= Ngāti Wairangi (South Island iwi) =

Māori iwi (tribe) in New Zealand

Ngāti Wairangi was a Māori iwi (tribe). Its rohe (tribal area) covers the West Coast of the South Island of New Zealand.

It was the last Kāhui tribe to be integrated into Ngāi Tahu, the principal tribe of the South Island today. The West Coast was commonly known as Te Tai Poutini, named for a Taniwha who protected the people and pounamu of the region. They held control over Arahura, a settlement known for its deposits of pounamu (greenstone), which led to conflict as Ngāi Tahu conquered the South Island in the 1600s and 1700s.

== History ==
It is believed that the Ngāti Wairangi were a pre-Aotea tribe (originating from before when New Zealand was known as Aotearoa), migrating from the Taranaki Region to the West Coast in the first Waitaha migration south.
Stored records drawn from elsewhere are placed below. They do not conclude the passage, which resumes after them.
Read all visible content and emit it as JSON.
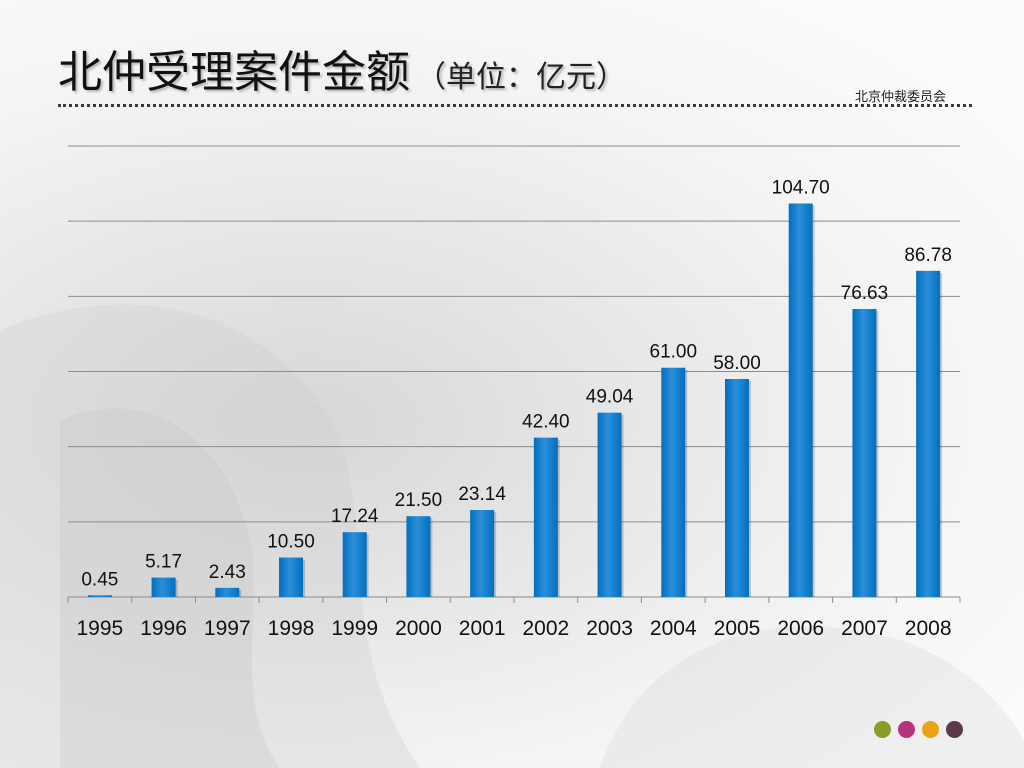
{
  "title": {
    "main": "北仲受理案件金额",
    "unit": "（单位：亿元）"
  },
  "organization": "北京仲裁委员会",
  "colors": {
    "bar": "#0070C0",
    "bar_light": "#2b8fd8",
    "gridline": "#8c8c8c",
    "decor_dots": [
      "#8a9b2a",
      "#b5357a",
      "#e8a317",
      "#5a3a4a"
    ]
  },
  "chart_data": {
    "type": "bar",
    "categories": [
      "1995",
      "1996",
      "1997",
      "1998",
      "1999",
      "2000",
      "2001",
      "2002",
      "2003",
      "2004",
      "2005",
      "2006",
      "2007",
      "2008"
    ],
    "values": [
      0.45,
      5.17,
      2.43,
      10.5,
      17.24,
      21.5,
      23.14,
      42.4,
      49.04,
      61.0,
      58.0,
      104.7,
      76.63,
      86.78
    ],
    "data_labels": [
      "0.45",
      "5.17",
      "2.43",
      "10.50",
      "17.24",
      "21.50",
      "23.14",
      "42.40",
      "49.04",
      "61.00",
      "58.00",
      "104.70",
      "76.63",
      "86.78"
    ],
    "title": "北仲受理案件金额",
    "ylabel": "亿元",
    "ylim": [
      0,
      120
    ],
    "ytick_step": 20,
    "grid": true,
    "legend": "none"
  }
}
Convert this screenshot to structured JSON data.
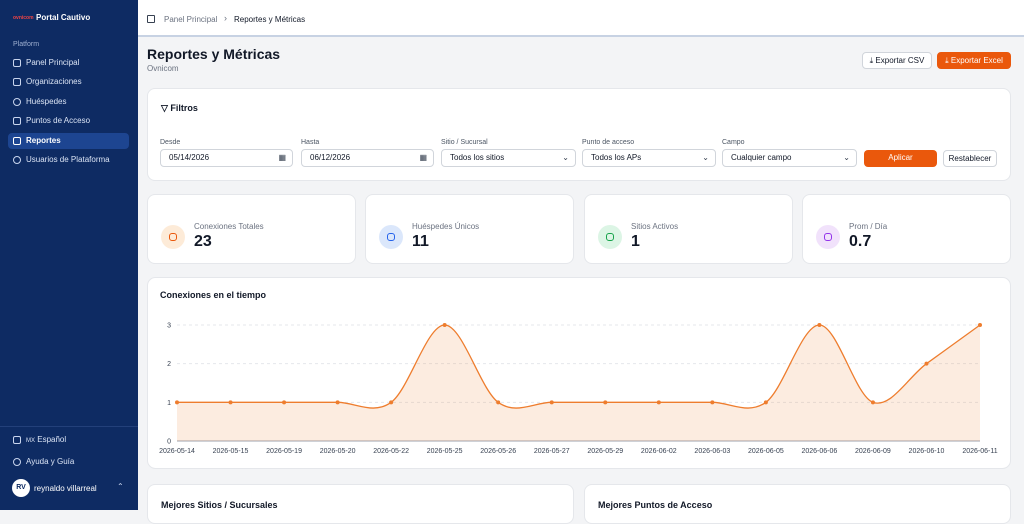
{
  "sidebar": {
    "brand": "Portal Cautivo",
    "logo": "ovnicom",
    "section": "Platform",
    "nav": [
      "Panel Principal",
      "Organizaciones",
      "Huéspedes",
      "Puntos de Acceso",
      "Reportes",
      "Usuarios de Plataforma"
    ],
    "language_flag": "MX",
    "language": "Español",
    "help": "Ayuda y Guía",
    "user_initials": "RV",
    "user_name": "reynaldo villarreal"
  },
  "breadcrumb": [
    "Panel Principal",
    "Reportes y Métricas"
  ],
  "header": {
    "title": "Reportes y Métricas",
    "subtitle": "Ovnicom",
    "buttons": [
      "Exportar CSV",
      "Exportar Excel"
    ]
  },
  "filters": {
    "title": "Filtros",
    "fields": [
      {
        "label": "Desde",
        "value": "05/14/2026"
      },
      {
        "label": "Hasta",
        "value": "06/12/2026"
      },
      {
        "label": "Sitio / Sucursal",
        "value": "Todos los sitios"
      },
      {
        "label": "Punto de acceso",
        "value": "Todos los APs"
      },
      {
        "label": "Campo",
        "value": "Cualquier campo"
      }
    ],
    "buttons": [
      "Aplicar",
      "Restablecer"
    ]
  },
  "stats": [
    {
      "label": "Conexiones Totales",
      "value": "23"
    },
    {
      "label": "Huéspedes Únicos",
      "value": "11"
    },
    {
      "label": "Sitios Activos",
      "value": "1"
    },
    {
      "label": "Prom / Día",
      "value": "0.7"
    }
  ],
  "chart_data": {
    "type": "line",
    "title": "Conexiones en el tiempo",
    "categories": [
      "2026-05-14",
      "2026-05-15",
      "2026-05-19",
      "2026-05-20",
      "2026-05-22",
      "2026-05-25",
      "2026-05-26",
      "2026-05-27",
      "2026-05-29",
      "2026-06-02",
      "2026-06-03",
      "2026-06-05",
      "2026-06-06",
      "2026-06-09",
      "2026-06-10",
      "2026-06-11"
    ],
    "values": [
      1,
      1,
      1,
      1,
      1,
      3,
      1,
      1,
      1,
      1,
      1,
      1,
      3,
      1,
      2,
      3
    ],
    "color": "#ee7d2e",
    "ylim": [
      0,
      3
    ],
    "yticks": [
      0,
      1,
      2,
      3
    ],
    "grid": true,
    "area": true
  },
  "panels": [
    "Mejores Sitios / Sucursales",
    "Mejores Puntos de Acceso"
  ]
}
Ngāti Wairangi was a relatively isolated tribe, as there were no known paths across the Southern Alps to the Canterbury Plains until Raureka discovered one crossing from west to east. The tribe eventually connected with Ngāi Tahu through multiple strategic marriages before eventual conflict between the two iwi that assimilated Ngāti Wairangi into Ngāi Tahu at the battle of Lake Mahinapua by the late 1700s. The region was invaded again by northern tribes in the 1830s, but Ngāi Tahu maintained control and still does to this day.